Today’s video features some great Running Back Footwork for Football Practice. I’ll also introduce you to 3 drills that you can use to improve the game of not only your running back, but also your tailbacks and quarterbacks.
We are going to talk about how we make sure the quarterback does not push the tailback off the midline on the power, because when we are running the power towards a 3 technique, we like to stick it right into a gap. And the other thing that could happen, is that we have the cutback on the play, and if the quarterback pushes the tailback too far off the line, he won’t be able to get his eyes on the cutback if it opens up.
The emphasis of this drill is to make sure we do not push the tailback off the midline.
The steps for the running back are very simple – he’s going to drop step with his playside foot about 6 inches, gather and then come straight downhill. The quarterback will hand the ball off and then set up the pass.
We like to run this drill on a line, to make sure that the tailback is not getting pushed off the midline.
The next play we are going to talk about is the footwork of the running back on the belly. It’s very important that you teach this to your tailback and your fullback if you want to run this play out of multiple formations. I like to play this play out of 2 back, which we give the ball to the fullback, and we like to run it out of 1 back, which a lot of times is our tailback. So its important that when you go on the line, timing drills in pre-practice, that the fullback and the tailback get to do these steps.
Now, the first step of the running back in this play who is receiving the ball – he’s going to take a 6 inch open step right to the middle of the playside tackle. His next step is going to be a crossover step, making sure that he keeps his shoulders square to the line of scrimmage. On his third step, he’s going to plant and then he’s going to get downhill. Also, it’s very important to emphasize to your running back to keep his eyes on the downblock the entire time. It’s the quarterbacks responsibility to get the ball and put it in the pocket, not his.
Then the quarterback and the tail back should carry out their fake and try to get a pull on the playside linebacker .
Our fullback and offense will align and his heels should be at 5 yards from the football.

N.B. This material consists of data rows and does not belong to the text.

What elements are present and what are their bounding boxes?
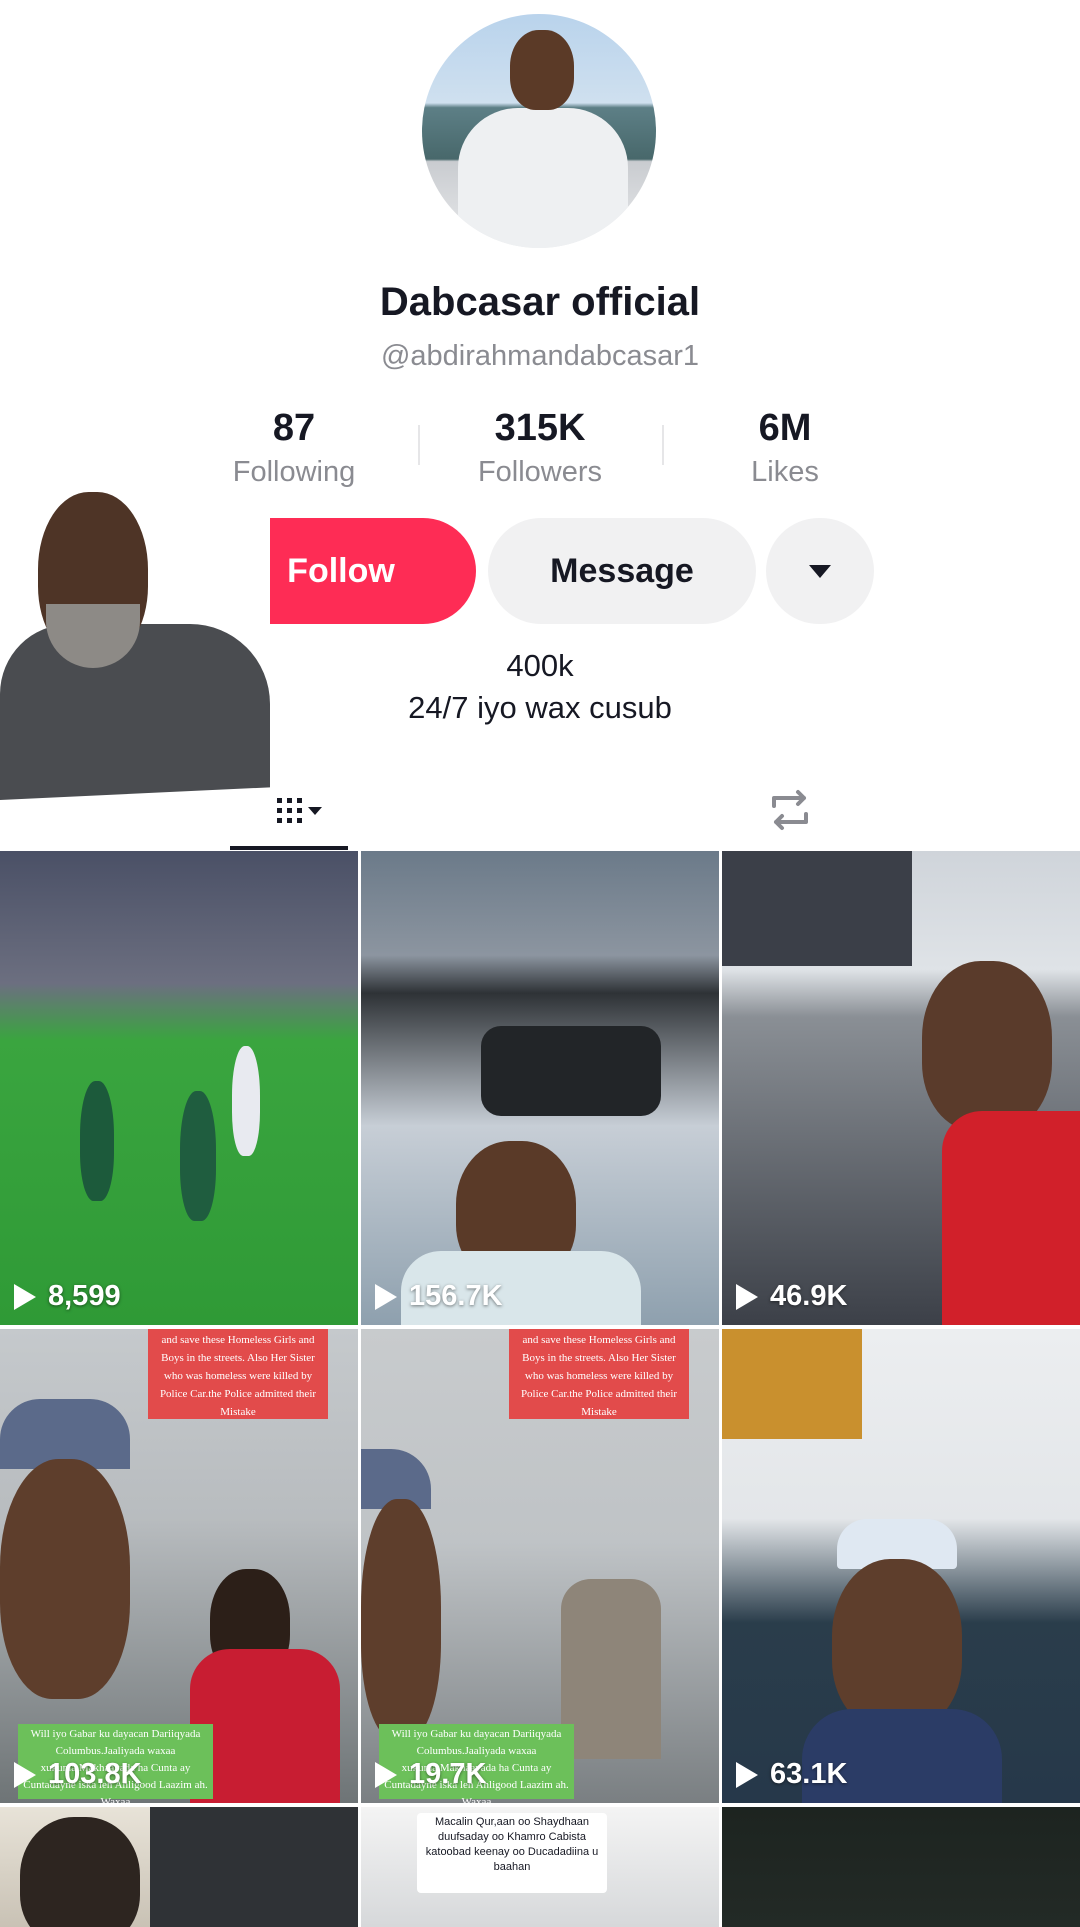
video-thumbnail[interactable]: and save these Homeless Girls and Boys i… (0, 1329, 358, 1803)
thumbnail-mirror (481, 1026, 661, 1116)
message-button[interactable]: Message (488, 518, 756, 624)
view-count: 19.7K (375, 1758, 486, 1791)
content-tabbar (0, 770, 1080, 850)
view-count: 156.7K (375, 1280, 503, 1313)
stat-likes[interactable]: 6M Likes (665, 407, 905, 489)
view-count: 8,599 (14, 1280, 121, 1313)
view-count-text: 103.8K (48, 1758, 142, 1790)
view-count-text: 19.7K (409, 1758, 487, 1790)
more-options-button[interactable] (766, 518, 874, 624)
stat-likes-value: 6M (758, 407, 812, 449)
view-count: 46.9K (736, 1280, 847, 1313)
thumbnail-figure-outside (561, 1579, 661, 1759)
video-thumbnail[interactable] (722, 1807, 1080, 1927)
thumbnail-inset (722, 851, 912, 966)
thumbnail-background (150, 1807, 358, 1927)
profile-avatar[interactable] (422, 14, 656, 248)
play-icon (375, 1283, 397, 1310)
video-thumbnail[interactable]: 63.1K (722, 1329, 1080, 1803)
view-count-text: 156.7K (409, 1280, 503, 1312)
view-count: 103.8K (14, 1758, 142, 1791)
caption-overlay-top: and save these Homeless Girls and Boys i… (148, 1329, 328, 1419)
tab-active-indicator (230, 846, 348, 850)
stat-divider (662, 425, 664, 465)
grid-icon (277, 798, 322, 823)
display-name: Dabcasar official (379, 280, 701, 324)
stat-followers-value: 315K (494, 407, 586, 449)
video-thumbnail[interactable]: 8,599 (0, 851, 358, 1325)
thumbnail-figure (361, 1499, 441, 1739)
tab-reposts[interactable] (750, 770, 830, 850)
video-thumbnail[interactable]: and save these Homeless Girls and Boys i… (361, 1329, 719, 1803)
stat-followers[interactable]: 315K Followers (420, 407, 660, 489)
thumbnail-figure (20, 1817, 140, 1927)
video-thumbnail[interactable]: 156.7K (361, 851, 719, 1325)
stat-followers-label: Followers (477, 456, 603, 488)
play-icon (14, 1761, 36, 1788)
view-count-text: 63.1K (770, 1758, 848, 1790)
thumbnail-jacket (942, 1111, 1080, 1325)
play-icon (14, 1283, 36, 1310)
play-icon (375, 1761, 397, 1788)
thumbnail-figure (0, 1459, 130, 1699)
username: @abdirahmandabcasar1 (380, 340, 700, 372)
view-count: 63.1K (736, 1758, 847, 1791)
view-count-text: 46.9K (770, 1280, 848, 1312)
caret-down-icon (809, 564, 831, 578)
stat-following-value: 87 (272, 407, 316, 449)
thumbnail-figure (232, 1046, 260, 1156)
thumbnail-figure (922, 961, 1052, 1131)
stat-following[interactable]: 87 Following (174, 407, 414, 489)
thumbnail-figure (832, 1559, 962, 1729)
tab-videos[interactable] (230, 770, 350, 850)
avatar-face (510, 30, 574, 110)
view-count-text: 8,599 (48, 1280, 121, 1312)
video-thumbnail[interactable] (0, 1807, 358, 1927)
thumbnail-inset (722, 1329, 862, 1439)
thumbnail-figure (80, 1081, 114, 1201)
thumbnail-figure (180, 1091, 216, 1221)
stat-likes-label: Likes (751, 456, 819, 488)
avatar-shirt (458, 108, 628, 248)
repost-icon (772, 790, 808, 830)
video-thumbnail[interactable]: Macalin Qur,aan oo Shaydhaan duufsaday o… (361, 1807, 719, 1927)
play-icon (736, 1283, 758, 1310)
video-thumbnail[interactable]: 46.9K (722, 851, 1080, 1325)
caption-overlay-top: and save these Homeless Girls and Boys i… (509, 1329, 689, 1419)
pip-video-overlay[interactable] (0, 484, 270, 800)
caption-overlay-top: Macalin Qur,aan oo Shaydhaan duufsaday o… (417, 1813, 607, 1893)
play-icon (736, 1761, 758, 1788)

The last play we’re going to talk about is our Sprint Draw. One of the things that we want to do is make sure the tailback takes the proper steps because we want to influence the linebackers on this play. Like I said before, we want to make sure that this play looks exactly like the speed option or the option from our offense. So the quarterback is going to open up front side, the fullbacks going to take an open step and then go low at his linebacker, and the tailback is going to take a 6 inch open step. He’s going to crossover, then he’s going to plant and come downhill, reading the first down lineman playside. It’s very important that he works on getting his shoulders somewhat to the sideline to make it look like he is on his option track. The reason we do this is we like the linebacks to be scraping and moving lateral, we don’t want the linebackers to meet us in the hole on the isolation. So if we can get the play to look like the option, we can get the linebackers scraping and then what happens is your isolation block – from your fullback to the playside linebacker – will happen on the other side of the line of scrimmage, so you can get positive yards.